For many years, I considered myself a nonviolent, direct-action pacifist, one who was greatly influenced by the lessons of the late A. J. Muste. . . . However, I am forced to conclude, after many decades spent reporting on and witnessing the evidence, that there is such a thing as immutable evil in this world—as personified by, among others, Robert Mugabe and Omar al-Bashir. By advocating the use of force to save their victims, I feel I have betrayed A. J., and probably that part of myself that made me a pacifist. But with General al-Bashir breaking the 2005 peace treaty that put a stop to his 20-year war against black Christians and animists in the south of Sudan—in which over two million people have already died—only force will prevent the opening of (to quote one Western observer there) "the gates of hell."
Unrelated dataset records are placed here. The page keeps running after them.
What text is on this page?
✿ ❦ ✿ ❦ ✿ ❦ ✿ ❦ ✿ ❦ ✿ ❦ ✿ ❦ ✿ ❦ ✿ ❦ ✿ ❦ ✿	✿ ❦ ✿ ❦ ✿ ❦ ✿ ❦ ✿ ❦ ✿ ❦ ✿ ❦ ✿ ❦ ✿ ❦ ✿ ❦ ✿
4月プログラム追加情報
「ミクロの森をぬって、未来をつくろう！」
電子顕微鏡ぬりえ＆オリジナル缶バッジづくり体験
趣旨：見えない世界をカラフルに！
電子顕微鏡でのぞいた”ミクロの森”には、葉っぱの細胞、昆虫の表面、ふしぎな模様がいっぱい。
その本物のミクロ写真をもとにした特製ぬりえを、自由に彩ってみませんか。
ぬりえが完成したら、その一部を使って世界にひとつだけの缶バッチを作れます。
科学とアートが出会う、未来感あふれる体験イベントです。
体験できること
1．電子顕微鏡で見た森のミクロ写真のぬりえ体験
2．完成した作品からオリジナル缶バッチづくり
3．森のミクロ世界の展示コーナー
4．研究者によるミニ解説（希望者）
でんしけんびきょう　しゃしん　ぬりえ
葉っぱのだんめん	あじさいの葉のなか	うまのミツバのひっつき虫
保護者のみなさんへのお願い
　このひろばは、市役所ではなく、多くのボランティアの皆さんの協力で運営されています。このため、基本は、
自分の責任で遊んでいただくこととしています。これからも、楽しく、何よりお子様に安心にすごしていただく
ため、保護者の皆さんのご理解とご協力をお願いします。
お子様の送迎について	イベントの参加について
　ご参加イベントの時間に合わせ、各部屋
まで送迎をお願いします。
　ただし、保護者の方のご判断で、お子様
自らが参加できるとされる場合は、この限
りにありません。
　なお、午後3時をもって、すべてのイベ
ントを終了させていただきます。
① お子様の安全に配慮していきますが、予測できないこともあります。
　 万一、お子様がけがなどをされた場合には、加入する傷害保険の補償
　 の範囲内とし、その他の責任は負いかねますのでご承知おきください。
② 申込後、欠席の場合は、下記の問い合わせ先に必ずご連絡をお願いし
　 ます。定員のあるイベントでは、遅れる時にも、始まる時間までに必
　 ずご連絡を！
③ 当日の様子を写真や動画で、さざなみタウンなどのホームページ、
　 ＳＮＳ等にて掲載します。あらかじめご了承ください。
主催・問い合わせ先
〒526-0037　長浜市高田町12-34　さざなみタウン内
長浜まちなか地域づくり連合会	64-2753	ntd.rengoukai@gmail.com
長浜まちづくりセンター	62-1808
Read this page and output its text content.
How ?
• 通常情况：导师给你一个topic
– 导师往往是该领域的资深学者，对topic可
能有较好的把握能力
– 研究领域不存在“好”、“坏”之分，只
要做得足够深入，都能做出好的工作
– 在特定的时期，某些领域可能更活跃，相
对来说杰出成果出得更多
While military force is a dubious tool for correcting injustice (as the dismal recent history of “regime change” shows), Hentoff was not wrong to point out the unambiguous malevolence of many regimes guilty of repressing their own people or others. Peace advocates need to be clear-eyed and honest about such regimes, and the departure from the peace cause by Hentoff should be a spur to deeper thought on how to counter these evildoers nonviolently. Notwithstanding his evolving views, Hentoff remained, in his later years, a gadfly and critic of those in power. His condemnation of Bush’s war on terror was succeeded by criticism of Barack Obama’s targeted killing by drones and other national security policies. He also continued to write against abortion, the death penalty, and police brutality. When Donald Trump emerged as a serious presidential contender, Hentoff wasted no time in lambasting him as well. His final column in September 2016 was, appropriately enough, in praise of the Constitution.Very few people would agree with Hentoff on everything, something he would probably have regarded as a point of pride. Certainly, many advocates of the consistent life ethic would disagree with—and be deeply saddened by—his late-in-life hawkishness. Nevertheless, Hentoff’s work and life leave much to benefit the intellectually curious. He offered a thoughtful, unconventional defense of human life against abortion and similar threats, as well as valuable commentary on freedom of speech and other civil liberties. Above all, he offered the example of someone who did not follow the “herd of independent minds” but followed principles and evidence to their conclusions as he saw them, regardless of party lines or political orthodoxy. That is an example well worth remembering and imitating.